Crise na habitação e deslocamentos forçados afetam a saúde dos portuenses

O deslocamento forçado – uma realidade cada vez mais frequentes no atual contexto de crise da habitação, gentrificação e “turistificação” da cidade do Porto – é uma situação de saída forçada do agregado da casa, quando todas as condições até então necessárias para ocupar a casa (por exemplo, pagamento do valor da renda) estavam preenchidas. A investigação demonstra que o impacto na saúde das pessoas que passam por esta realidade começa antes da saída efetiva e pode prolongar-se até muito depois da mudança para um novo local de residência.
O estudo, publicado recentemente na revista científica Social Science & Medicine, analisou em profundidade as experiências de 12 pessoas sujeitas a deslocamento direto ou em risco iminente de a sofrer. As entrevistas revelam que os aumentos abruptos das rendas, a não renovação de contratos (incluindo para permitir aumentos de renda) e a venda de imóveis arrendados são fatores centrais que têm forçado moradores — incluindo indivíduos de classe média — a abandonar as suas casas, muitas vezes, sem alternativas acessíveis na cidade.

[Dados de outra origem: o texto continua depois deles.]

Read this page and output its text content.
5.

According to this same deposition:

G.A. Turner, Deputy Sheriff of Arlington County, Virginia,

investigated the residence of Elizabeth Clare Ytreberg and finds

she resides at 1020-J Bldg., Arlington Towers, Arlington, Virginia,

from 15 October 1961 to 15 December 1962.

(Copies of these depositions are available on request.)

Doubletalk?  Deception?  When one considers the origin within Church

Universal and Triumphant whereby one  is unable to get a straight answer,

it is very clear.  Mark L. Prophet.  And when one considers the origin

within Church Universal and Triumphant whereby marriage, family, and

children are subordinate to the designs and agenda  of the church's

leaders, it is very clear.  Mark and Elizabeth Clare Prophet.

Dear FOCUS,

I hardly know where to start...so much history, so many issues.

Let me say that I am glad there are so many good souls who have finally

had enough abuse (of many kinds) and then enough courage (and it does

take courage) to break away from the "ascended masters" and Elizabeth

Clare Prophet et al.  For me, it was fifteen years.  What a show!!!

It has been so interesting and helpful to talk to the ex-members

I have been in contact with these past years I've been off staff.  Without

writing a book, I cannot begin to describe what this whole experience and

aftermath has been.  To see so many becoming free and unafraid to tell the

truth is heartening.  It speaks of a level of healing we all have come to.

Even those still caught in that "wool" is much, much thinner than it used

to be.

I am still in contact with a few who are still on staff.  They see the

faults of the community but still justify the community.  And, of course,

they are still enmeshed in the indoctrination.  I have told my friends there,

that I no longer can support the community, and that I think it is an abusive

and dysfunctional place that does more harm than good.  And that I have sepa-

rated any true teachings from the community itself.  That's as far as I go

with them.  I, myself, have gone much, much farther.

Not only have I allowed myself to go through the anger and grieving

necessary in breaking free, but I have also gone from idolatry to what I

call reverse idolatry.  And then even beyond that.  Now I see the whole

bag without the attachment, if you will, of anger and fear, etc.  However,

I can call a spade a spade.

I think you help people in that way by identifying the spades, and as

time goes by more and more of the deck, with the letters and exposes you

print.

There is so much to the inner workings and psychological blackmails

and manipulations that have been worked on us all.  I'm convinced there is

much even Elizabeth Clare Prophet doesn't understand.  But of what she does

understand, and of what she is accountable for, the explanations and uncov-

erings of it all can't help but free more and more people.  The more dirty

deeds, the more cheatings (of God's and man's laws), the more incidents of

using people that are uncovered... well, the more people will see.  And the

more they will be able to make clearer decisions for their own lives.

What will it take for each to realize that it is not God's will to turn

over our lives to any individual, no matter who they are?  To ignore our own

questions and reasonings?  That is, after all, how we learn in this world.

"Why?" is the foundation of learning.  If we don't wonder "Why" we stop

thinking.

Um processo que faz mal à saúde antes e depois da mudança
Os participantes relataram um conjunto consistente de efeitos emocionais e físicos, de intensidade variável, associados ao processo de deslocamento direto, destacando-se a ansiedade, sintomas depressivos, insónias, ataques de pânico, perda de peso e agravamento de problemas de saúde mental já diagnosticados. Em casos mais extremos, houve relatos da deterioração grave do estado de saúde de idosos após o início do processo de mudança forçada. Segundo os investigadores, o deslocamento direto funciona como um verdadeiro “choque emocional”, capaz de gerar um sentimento profundo de insegurança, perda de sensação de controlo sobre o curso da própria vida e rutura com rotinas estabelecidas, muitas vezes essenciais para o bem-estar.
O trabalho mostra também que as consequências do deslocamento direto não se esgotam no momento da saída: muitos participantes expressaram dificuldades em adaptar-se às novas casas, mesmo quando estas apresentavam melhores condições de habitabilidade. A distância dos amigos, vizinhos e serviços, a quebra de laços comunitários e o sentimento persistente de não pertença ao novo espaço contribuíram para estados de alienação residencial e agravamento da saúde mental. A mudança obrigou ainda à reorganização de rotinas, com impactos na gestão do tempo, na prática de exercício físico, na alimentação e no acesso a cuidados de saúde, entre outros.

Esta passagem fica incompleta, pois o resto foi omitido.